It is really good news that water authority and Monmouthshire Brecon Canal & River Trust has reached an agreement which will stop the canal from running dry in the very near future – as was a real possibility.

Many of you will have spent time on the canal, walking the towpath, boating, or fishing. The once-busy waterway is an asset to the county and a significant wildlife habitat.

And now me and my team are working to bring bodies together to ensure that we have something more than a stop-gap agreement.

The background is this: the canal has relied on taking water from the River Usk since losing it original water supply when the A467 was built in 1969. Like all canals, there has been leakage, landslips and damage, quite apart from the inevitable loss of water through boat use in locks.

The current legal dispute arises because of water license legislation brought in to protect the habitats of the River Usk. So we are working towards ensuring that the water authority, Dwr Cymru, together with Natural Resources Wales and the Canal & River Trust can work together collaboratively and creatively to safeguard our rivers, our drinking water, and our canal. So many local tourism businesses rely on a viable canal.

I have written to the leaders of Powys, Torfaen and Newport Councils, the other local authority areas through which the canal flows, to get their support. And I have arranged a meeting with the Welsh Government.

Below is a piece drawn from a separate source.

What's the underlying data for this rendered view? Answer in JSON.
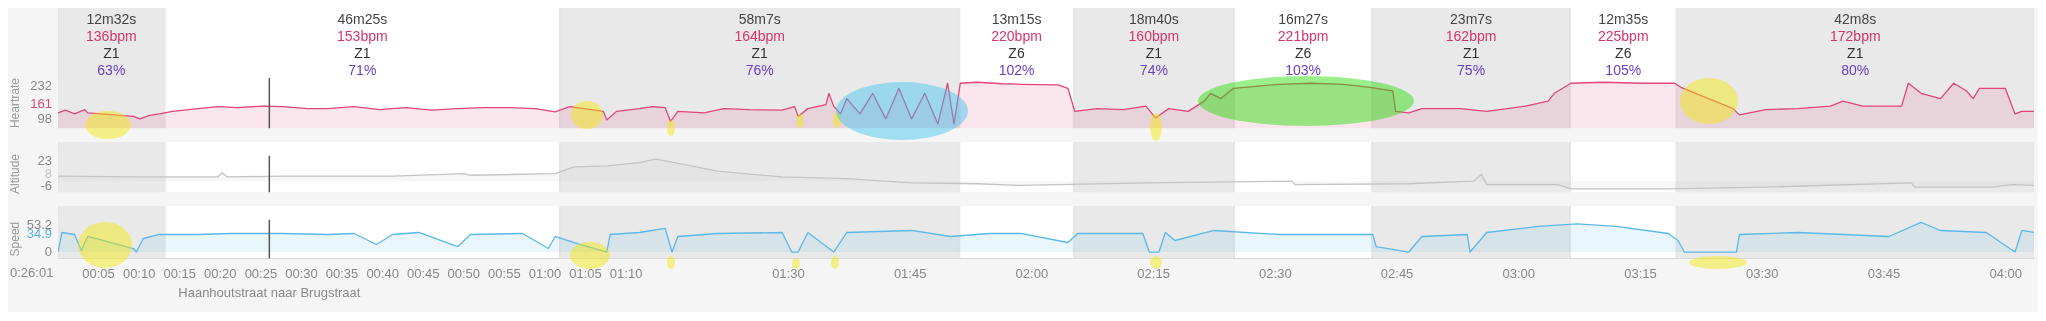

The Bannau Brycheiniog National Park Authority will, I am sure, be making similar representations. And our MPs and Senedd members, have shown that they share our concern. So let us hope that this will result in to a long-term solution.

We cannot countenance the demise of our canal which was built in the 1790s and 1800s. It is an engineering marvel, clinging as it does to the hillsides of the Usk valley, and built to take coal, limestone, iron and manufactured goods to Newport Docks.

Its survival is a tribute to the people who originally built it. And now to the tenacity of the volunteers of the trusts who rescued it after closure as a fully working waterway in1964. It is a wonderful piece of our industrial heritage.